PC Jolicoeur prend la défense de Lewis le Fou par rapport au gros drama avec François Lambert

Un clash qui dépasse la simple chicane d’ego. Quand François Lambert s’en prend publiquement à Lewis le Fou et Julien Medusa, la réaction ne se fait pas attendre. Mais c’est surtout l’intervention de PC Jolicoeur qui fait réagir.

Son message, livré sans filtre, remet en question une ligne que plusieurs jugent franchie. Derrière le drama, c’est une vraie discussion sur le respect et la relève qui s’impose.

@pc.jolicoeur

Tout part d’une séquence où François Lambert rabaisse Lewis le Fou, un créateur de 21 ans en pleine ascension. Pour plusieurs, la critique semble disproportionnée. PC Jolicoeur, lui, tombe sur la vidéo par hasard et reste marqué par le ton.

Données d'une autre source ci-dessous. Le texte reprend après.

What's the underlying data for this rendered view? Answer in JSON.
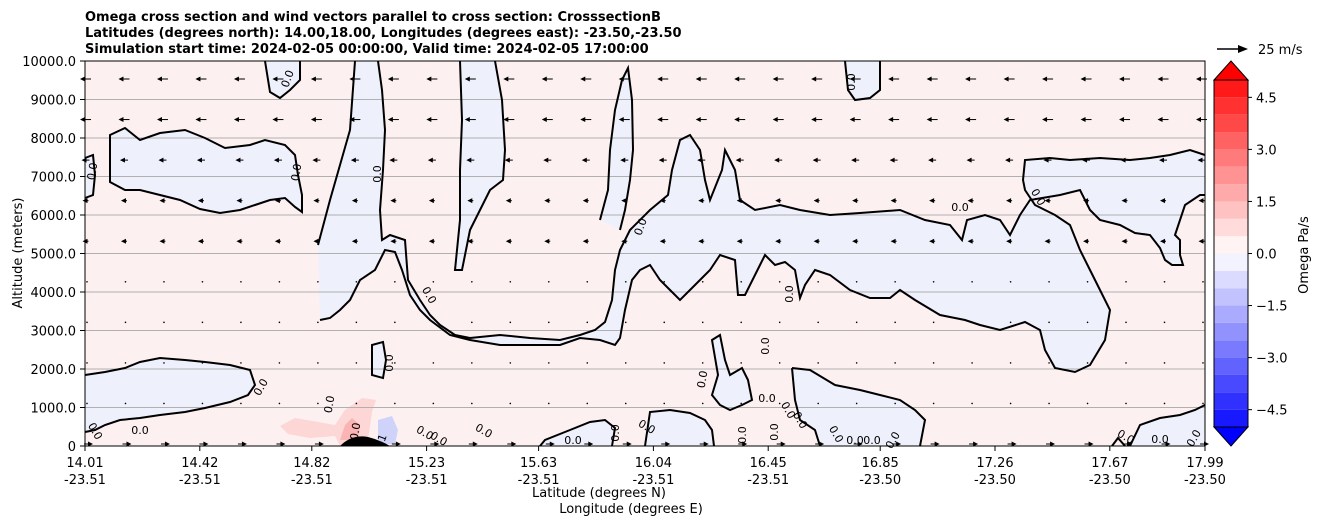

« J’ai été sous le choc… voir quelqu’un de ce calibre-là dire qu’un jeune ne sert à rien, ça passe mal », explique-t-il. Il rappelle que le succès ne donne pas un passe-droit pour diminuer les autres, surtout ceux qui tentent de se faire une place.

Dans son intervention, il insiste sur une idée simple : on peut ne pas aimer un contenu sans nier sa valeur. Le streaming québécois, selon lui, est en croissance réelle, avec un public engagé. Ignorer ce phénomène, c’est passer à côté d’une transformation importante du divertissement.

PC Jolicoeur ne défend pas seulement Lewis le Fou, il élargit le débat. Il compare les critiques reçues dans différents domaines pour illustrer l’absurdité de certains jugements.

« Il y a du monde qui pourrait dire que tes produits ne servent à rien… mais chacun son domaine », lance-t-il. L’idée est claire : aucun secteur n’a le monopole de la légitimité.

Il souligne aussi une incohérence fréquente. Certains entrepreneurs investissent massivement ailleurs, mais hésitent à encourager localement. Lui affirme avoir choisi une approche différente, qui a porté fruit. « On a doublé notre chiffre d’affaires », dit-il, en parlant de ses propres stratégies axées sur l’impact et la visibilité.

Cette prise de position met en lumière une tension bien réelle entre anciennes et nouvelles façons de bâtir une carrière.

Le point le plus fort de son message reste l’appel au respect. PC Jolicoeur rappelle que derrière chaque créateur, il y a des années d’efforts souvent invisibles.

« Ça fait cinq ans qu’il essaie de percer… aujourd’hui, il remplit des salles », souligne-t-il en parlant de Lewis le Fou. Pour lui, minimiser ce parcours envoie un signal négatif à toute une génération.

@pc.jolicoeur

Il va même plus loin en évoquant l’impact humain. Après la controverse, Lewis le Fou aurait douté de lui-même. Une réaction normale, selon Jolicoeur, quand la critique vient d’une figure influente.

Son message se conclut sur une valeur fondamentale : « On n’a pas besoin de s’aimer pour se respecter ». Une phrase simple, mais qui résonne fort dans un contexte où les prises de position publiques sont de plus en plus tranchées.

Au final, ce conflit dépasse les individus. Il pose une vraie question : quel genre d’écosystème veut-on bâtir pour la prochaine génération de créateurs québécois?

@pc.jolicoeur

Je trouve que c'est important, malgré le fait qu'on puisse ne pas s'aimer, de quand même garder un respect l'un envers l'autre. Surtout quand on a une plateforme importante.